Children under five are most likely to be frightened by scary visual images, such as monsters, physical transformations.

In addition to the above-mentioned violent scenes, there are some scenes in this movie that could scare or disturb children under the age of five, including the following:

  • 19th century Edinburgh is quite grim. Children live in poverty and many men are homeless or sleeping rough.
  • Bobby runs through the streets of Edinburgh in the rain while thunder cracks.

Aged five to eightinfo

Children aged five to eight will also be frightened by scary visual images and will also be disturbed by depictions of the death of a parent, a child abandoned or separated from parents, children or animals being hurt or threatened and / or natural disasters.

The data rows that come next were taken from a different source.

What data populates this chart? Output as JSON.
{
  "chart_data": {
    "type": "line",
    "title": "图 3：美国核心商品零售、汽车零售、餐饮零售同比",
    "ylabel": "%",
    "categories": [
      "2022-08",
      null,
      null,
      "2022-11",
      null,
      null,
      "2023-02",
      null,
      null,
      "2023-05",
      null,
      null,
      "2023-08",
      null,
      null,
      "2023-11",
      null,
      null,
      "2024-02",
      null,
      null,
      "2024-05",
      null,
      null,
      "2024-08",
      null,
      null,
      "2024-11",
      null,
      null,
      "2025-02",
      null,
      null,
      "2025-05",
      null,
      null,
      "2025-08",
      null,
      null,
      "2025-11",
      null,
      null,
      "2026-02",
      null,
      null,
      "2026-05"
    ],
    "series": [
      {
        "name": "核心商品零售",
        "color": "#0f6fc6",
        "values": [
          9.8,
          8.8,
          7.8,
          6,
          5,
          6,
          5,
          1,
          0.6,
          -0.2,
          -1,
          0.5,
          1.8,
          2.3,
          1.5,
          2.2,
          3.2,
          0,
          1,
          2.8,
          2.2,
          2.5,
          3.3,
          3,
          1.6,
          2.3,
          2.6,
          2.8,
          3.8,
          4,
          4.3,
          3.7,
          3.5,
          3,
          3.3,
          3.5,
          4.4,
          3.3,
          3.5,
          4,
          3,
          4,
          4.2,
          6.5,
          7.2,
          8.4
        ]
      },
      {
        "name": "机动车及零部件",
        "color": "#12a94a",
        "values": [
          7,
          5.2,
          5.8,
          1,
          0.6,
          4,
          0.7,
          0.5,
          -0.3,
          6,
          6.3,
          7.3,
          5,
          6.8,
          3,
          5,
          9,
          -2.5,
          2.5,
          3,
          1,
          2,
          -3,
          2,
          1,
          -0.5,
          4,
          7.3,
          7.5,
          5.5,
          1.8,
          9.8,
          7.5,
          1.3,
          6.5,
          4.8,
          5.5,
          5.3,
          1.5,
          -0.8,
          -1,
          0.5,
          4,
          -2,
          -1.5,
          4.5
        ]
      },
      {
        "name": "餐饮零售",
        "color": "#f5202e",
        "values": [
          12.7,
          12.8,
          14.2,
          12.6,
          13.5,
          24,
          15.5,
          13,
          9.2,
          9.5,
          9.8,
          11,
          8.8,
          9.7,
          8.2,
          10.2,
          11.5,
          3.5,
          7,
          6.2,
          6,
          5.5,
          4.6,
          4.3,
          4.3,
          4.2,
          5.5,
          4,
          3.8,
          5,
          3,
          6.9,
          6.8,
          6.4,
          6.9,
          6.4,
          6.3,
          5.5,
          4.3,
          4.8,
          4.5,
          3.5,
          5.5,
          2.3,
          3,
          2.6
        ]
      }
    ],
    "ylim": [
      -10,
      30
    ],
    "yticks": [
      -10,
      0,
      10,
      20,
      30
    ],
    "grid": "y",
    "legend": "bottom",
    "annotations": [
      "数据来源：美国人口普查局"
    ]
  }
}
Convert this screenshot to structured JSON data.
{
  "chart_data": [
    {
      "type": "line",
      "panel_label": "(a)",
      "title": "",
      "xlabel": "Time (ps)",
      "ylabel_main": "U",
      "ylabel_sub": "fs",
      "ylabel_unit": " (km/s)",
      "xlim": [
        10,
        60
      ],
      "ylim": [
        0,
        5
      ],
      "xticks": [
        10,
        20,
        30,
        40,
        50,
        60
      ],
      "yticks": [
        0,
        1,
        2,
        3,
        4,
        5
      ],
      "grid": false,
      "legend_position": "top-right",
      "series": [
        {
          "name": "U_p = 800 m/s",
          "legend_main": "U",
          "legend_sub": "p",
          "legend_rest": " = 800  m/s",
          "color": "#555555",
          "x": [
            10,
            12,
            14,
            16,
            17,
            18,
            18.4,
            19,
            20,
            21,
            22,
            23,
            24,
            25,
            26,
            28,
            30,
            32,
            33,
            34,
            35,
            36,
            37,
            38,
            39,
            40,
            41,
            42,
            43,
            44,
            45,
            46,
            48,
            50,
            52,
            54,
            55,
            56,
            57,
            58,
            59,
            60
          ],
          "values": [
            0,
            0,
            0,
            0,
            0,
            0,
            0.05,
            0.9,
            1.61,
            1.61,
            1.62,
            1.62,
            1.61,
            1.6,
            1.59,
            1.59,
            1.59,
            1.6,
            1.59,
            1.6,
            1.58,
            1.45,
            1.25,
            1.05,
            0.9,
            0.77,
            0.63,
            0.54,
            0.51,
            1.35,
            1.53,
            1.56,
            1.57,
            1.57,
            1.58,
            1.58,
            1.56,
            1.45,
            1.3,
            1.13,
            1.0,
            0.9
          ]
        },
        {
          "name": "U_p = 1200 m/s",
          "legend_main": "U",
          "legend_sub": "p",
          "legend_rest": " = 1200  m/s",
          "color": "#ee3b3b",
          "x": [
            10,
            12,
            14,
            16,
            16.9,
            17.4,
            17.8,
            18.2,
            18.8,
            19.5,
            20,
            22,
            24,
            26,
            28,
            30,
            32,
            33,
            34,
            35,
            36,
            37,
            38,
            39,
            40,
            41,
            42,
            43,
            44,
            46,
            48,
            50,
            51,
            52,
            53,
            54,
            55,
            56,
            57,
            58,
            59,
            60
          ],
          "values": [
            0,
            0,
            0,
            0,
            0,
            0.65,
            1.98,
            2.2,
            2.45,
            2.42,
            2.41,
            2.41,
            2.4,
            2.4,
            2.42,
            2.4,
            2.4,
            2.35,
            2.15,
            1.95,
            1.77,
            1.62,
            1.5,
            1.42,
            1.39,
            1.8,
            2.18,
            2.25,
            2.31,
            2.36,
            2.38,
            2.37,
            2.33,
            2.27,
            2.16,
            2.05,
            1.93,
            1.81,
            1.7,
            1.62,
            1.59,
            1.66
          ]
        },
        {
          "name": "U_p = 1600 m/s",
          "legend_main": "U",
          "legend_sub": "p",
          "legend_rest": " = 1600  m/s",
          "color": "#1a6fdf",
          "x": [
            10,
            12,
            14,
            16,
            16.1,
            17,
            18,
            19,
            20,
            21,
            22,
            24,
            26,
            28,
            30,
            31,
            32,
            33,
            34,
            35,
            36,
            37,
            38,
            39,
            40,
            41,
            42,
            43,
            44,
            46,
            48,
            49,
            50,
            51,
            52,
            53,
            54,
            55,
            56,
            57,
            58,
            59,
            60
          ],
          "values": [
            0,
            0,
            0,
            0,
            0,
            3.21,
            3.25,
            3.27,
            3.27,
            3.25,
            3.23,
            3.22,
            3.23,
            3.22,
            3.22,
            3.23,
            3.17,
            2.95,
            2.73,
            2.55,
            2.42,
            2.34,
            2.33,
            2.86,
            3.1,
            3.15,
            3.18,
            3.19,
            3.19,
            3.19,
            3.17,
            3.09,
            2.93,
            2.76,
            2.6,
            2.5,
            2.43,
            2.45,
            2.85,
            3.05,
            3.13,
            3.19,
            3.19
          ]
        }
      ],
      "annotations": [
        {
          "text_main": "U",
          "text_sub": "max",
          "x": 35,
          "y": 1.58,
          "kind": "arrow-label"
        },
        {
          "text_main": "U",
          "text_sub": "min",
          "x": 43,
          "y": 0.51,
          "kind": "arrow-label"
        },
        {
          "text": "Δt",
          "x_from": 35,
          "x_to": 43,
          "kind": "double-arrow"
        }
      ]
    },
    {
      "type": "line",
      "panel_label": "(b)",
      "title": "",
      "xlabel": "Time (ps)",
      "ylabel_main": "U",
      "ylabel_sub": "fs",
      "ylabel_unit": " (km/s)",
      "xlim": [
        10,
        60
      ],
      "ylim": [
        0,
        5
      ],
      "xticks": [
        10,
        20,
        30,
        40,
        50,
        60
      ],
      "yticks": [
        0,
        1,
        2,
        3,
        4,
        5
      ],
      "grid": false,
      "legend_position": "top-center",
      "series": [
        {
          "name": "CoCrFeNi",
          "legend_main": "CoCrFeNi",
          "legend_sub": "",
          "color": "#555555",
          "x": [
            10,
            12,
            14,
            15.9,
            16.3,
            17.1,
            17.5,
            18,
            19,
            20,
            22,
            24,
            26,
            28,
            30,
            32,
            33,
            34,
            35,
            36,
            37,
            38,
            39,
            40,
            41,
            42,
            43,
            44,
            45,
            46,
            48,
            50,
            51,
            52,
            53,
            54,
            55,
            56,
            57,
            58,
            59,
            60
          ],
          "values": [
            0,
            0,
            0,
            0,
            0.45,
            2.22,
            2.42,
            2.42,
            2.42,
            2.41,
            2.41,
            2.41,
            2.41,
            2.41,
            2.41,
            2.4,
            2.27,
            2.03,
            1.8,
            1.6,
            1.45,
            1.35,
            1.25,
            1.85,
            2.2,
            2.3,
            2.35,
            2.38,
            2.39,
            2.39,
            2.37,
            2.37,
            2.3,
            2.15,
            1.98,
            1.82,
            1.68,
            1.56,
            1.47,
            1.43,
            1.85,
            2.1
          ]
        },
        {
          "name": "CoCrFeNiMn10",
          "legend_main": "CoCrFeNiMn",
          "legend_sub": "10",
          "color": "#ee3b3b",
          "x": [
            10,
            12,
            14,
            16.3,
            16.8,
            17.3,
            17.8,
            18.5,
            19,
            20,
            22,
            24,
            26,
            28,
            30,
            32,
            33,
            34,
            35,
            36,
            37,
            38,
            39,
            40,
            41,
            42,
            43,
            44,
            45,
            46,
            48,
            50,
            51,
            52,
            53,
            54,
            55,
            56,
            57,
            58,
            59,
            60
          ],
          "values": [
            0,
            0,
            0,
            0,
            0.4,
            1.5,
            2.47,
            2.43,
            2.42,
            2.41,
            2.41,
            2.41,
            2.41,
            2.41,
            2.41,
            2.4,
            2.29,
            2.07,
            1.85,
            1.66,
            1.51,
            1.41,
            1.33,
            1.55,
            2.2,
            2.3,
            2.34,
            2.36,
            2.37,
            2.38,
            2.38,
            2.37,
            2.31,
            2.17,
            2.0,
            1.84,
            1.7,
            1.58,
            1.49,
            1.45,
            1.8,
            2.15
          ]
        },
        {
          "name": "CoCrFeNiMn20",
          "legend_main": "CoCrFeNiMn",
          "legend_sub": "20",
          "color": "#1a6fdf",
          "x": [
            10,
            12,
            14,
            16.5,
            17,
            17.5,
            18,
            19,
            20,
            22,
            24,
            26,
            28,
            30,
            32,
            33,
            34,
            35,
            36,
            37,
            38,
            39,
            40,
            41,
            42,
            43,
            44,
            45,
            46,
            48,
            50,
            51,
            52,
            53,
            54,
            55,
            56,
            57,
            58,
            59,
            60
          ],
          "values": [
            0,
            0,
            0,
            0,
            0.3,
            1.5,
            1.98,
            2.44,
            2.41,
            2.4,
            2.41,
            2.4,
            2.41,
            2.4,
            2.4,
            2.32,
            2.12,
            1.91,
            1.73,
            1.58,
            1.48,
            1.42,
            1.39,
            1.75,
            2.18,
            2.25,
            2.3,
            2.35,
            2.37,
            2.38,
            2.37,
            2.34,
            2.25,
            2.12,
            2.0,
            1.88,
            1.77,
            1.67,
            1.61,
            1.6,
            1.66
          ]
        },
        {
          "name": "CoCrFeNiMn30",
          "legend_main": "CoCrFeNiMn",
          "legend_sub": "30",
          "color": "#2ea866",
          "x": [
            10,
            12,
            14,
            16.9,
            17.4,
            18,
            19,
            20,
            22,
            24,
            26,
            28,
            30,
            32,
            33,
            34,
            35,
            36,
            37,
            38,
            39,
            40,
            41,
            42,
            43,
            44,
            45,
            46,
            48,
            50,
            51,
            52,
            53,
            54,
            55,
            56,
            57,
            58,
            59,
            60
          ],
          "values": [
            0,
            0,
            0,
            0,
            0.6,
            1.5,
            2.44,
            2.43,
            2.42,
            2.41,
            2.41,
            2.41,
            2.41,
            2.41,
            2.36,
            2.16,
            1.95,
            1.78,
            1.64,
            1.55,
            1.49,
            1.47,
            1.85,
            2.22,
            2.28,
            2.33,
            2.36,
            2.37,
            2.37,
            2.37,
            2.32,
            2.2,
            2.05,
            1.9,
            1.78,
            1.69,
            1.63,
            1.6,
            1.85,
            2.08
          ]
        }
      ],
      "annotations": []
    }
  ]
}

In addition to the above-mentioned violent scenes and scary visual images, there are some scenes in this movie that could scare or disturb children aged five to eight, including the following:

  • Jock walks along the road unable to focus properly and is jostled by drunks. He falls down in the street, where Bobby finds him.
  • A funeral is seen where they bury Jock in a coffin.
  • Many children live in poverty and are hungry. John Trail helps them by giving them food and offers them jobs to earn some money.
  • Timmy is one of the children, who walks with crutches. He has polio and will never be able to walk properly. Mr Trail helps him also by paying for an education.
  • A policeman tries to take Bobby because he isn't a licensed dog.

Aged eight to thirteeninfo

Children aged eight to thirteen are most likely to be frightened by realistic threats and dangers, violence or threat of violence and / or stories in which children are hurt or threatened.

  • Nothing further of concern.

Product placement

  • None noted.

Sexual references

  • None noted.

Nudity and sexual activity

  • None noted.

Use of substances

There is some use of substances in this movie, including:

  • Some drunkards are seen wandering on the streets.

Coarse language

There is some coarse language in this movie, including:

  • A policeman calls the children “young savages”.

In a nutshell

Greyfriars Bobby is a charming family Disney classic, loosely based on the story of Greyfriars Bobby. Filmed in 1961, it is now quite dated and the dialect may be difficult for young children to follow. Younger children may also lose interest fairly quickly, therefore, it is not recommended for those under 6 years of age. However, the film does hold some enduring charm and good messages for older children who are able to watch it through.

The main message from this movie is that dogs are extremely loyal and faithful pets.

Values in this movie that parents may wish to reinforce with their children include:

  • Kindness and compassion.
  • Charity and helping those less fortunate.

This movie could also give parents the opportunity to discuss with their children attitudes and behaviours, and their real-life consequences, such as:

  • What life was like in the 19th century and how children had to work in those days.